Introduction to InfraNodus with example of Google Trends queries during the Covid-19 pandemic

Source: Image by Author
Source: Image by Author

Text mining relates to transforming unstructured text into a structured format to identify meaningful patterns and new insights. Companies can apply advanced analytical techniques and other deep learning algorithms to explore hidden relationships in their datasets. In this way, IBM defines the broad field of Data Science that works with the string data format: speech, statements, reviews, poetry, etc. These textual datasets are handy if we can drill them with good statistical software.

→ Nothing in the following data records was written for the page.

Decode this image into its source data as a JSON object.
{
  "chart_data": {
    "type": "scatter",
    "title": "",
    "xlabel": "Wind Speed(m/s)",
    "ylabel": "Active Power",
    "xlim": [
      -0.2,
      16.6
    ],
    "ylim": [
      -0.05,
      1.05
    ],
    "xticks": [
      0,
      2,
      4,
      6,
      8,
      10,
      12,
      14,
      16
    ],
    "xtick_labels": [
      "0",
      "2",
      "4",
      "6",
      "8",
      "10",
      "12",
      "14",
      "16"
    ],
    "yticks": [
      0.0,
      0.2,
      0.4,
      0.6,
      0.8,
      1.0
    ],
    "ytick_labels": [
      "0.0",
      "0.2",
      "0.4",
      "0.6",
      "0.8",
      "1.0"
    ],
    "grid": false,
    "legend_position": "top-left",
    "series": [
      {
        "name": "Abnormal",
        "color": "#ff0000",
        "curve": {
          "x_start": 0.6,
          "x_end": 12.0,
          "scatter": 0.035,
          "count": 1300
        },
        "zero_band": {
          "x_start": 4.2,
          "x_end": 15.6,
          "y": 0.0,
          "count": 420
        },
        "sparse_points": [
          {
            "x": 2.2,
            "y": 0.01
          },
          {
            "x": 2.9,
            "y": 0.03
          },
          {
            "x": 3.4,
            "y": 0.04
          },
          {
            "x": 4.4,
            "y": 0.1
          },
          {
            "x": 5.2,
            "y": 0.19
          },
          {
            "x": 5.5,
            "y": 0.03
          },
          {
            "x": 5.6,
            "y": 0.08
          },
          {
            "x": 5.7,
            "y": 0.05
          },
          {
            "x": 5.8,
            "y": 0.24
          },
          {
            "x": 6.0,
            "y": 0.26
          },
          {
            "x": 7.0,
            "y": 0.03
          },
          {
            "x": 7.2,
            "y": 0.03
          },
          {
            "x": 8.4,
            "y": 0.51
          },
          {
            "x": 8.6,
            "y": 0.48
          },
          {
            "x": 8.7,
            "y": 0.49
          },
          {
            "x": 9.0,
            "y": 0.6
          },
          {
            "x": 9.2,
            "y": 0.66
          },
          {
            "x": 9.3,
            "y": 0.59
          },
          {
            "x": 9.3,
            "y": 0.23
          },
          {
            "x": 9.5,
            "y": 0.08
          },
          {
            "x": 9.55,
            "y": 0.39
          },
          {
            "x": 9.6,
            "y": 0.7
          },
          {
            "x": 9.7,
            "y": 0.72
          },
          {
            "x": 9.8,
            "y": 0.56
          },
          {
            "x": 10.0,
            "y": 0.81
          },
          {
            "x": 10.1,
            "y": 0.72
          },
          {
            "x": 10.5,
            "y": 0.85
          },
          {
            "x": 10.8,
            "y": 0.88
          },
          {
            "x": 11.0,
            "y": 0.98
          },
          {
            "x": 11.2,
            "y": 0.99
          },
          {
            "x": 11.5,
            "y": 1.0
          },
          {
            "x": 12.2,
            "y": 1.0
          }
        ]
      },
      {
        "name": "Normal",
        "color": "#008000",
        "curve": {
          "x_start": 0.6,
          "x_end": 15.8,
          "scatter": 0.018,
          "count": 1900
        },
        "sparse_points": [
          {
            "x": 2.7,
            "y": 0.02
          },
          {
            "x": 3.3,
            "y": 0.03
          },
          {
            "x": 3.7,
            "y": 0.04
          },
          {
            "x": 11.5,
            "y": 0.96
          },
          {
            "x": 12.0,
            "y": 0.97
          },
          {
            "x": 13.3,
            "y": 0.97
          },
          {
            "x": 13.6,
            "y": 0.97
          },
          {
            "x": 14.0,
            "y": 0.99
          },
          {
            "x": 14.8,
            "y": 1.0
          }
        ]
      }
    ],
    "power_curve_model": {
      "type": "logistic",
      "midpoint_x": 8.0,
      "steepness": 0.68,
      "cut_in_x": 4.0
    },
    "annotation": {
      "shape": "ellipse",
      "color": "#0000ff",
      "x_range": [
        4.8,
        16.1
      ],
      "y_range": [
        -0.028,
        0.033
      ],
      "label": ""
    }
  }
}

An excellent option is InfraNodus that uses text network analysis as the core framework. I will show a single example with Google Trends data to demonstrate the main principles, but it is worth exploring many more data mining features that InfraNodus offers.

The core framework: text-network analysis

InfraNodus is based on text network framework that follows these steps:

  • import your data source, or exploit many in-built API data streams, including Twitter feeds, Google trends, research papers abstracts and titles (PLOS, PubMed), RSS news feeds, and Evernote notes,
  • get a network structure: the network will be generated from the text. The most influential words in the graph are shown bigger, while the words that occur more often together are grouped into clusters and have distinct colors. The graph shows the main topics and the most influential terms and the relations between them,
  • generate insight analyses focusing on sentiment, product reviews, demand-supply with google queries, clustering, Word Cloud visualization, etc.

Use case: word cloud of google queries related to Covid

Let’s show a simple example. With Google Trends API, we can access data on Google queries and analyze it with a couple of clicks. The parameters are location: the United States, period: 31/10/2021, related queries to the keyword "covid."

First, we import data directly with the in-built API. We can see four main clusters of topics: the first one refers to vaccination and the location of Covid, the second one to the cases of Covid, reporting and underlying data, the third one relates to the treatment of Covid, and the last one contains the resources on the disease.

Source: Image by Author
Source: Image by Author

Next, we generate a word cloud of words and their relations. Compared to the standard word cloud, the network is built with relations to other topics. Tuning the size of nodes and their descriptions, we get a word cloud of terms searched during the covid period on Google and the network of relations between them.

Source: Image by Author
Source: Image by Author

Infranodus also provides a set of statistics on relations in the data. People looked up the vaccine, testing, disease, county, and health most frequently with the "covid" keyword.

Source: Image by Author
Source: Image by Author

The statistics I just presented are not surprising based on what we see on media. But imagine you have a more extensive textual dataset that you know nothing about. Here, InfraNodus is very helpful as it draws the structure of the data and helps discover relations you had no idea before.

The graphs above are just a tiny piece of knowledge that InfraNodus can produce. To see other exciting applications, check some of their tutorials.

Conclusions

The important thing to mention is pricing. InfraNodus has a free, open-source version, which requires some programming knowledge. The standard version working on the cloud that I used for preparing the graphs serves well for most smaller projects (9 EUR/month). I also acknowledge that the creators don’t sell the product as a black box and share the infrastructure in the original paper. This is important for researchers who can cite the source and use text networks in their papers.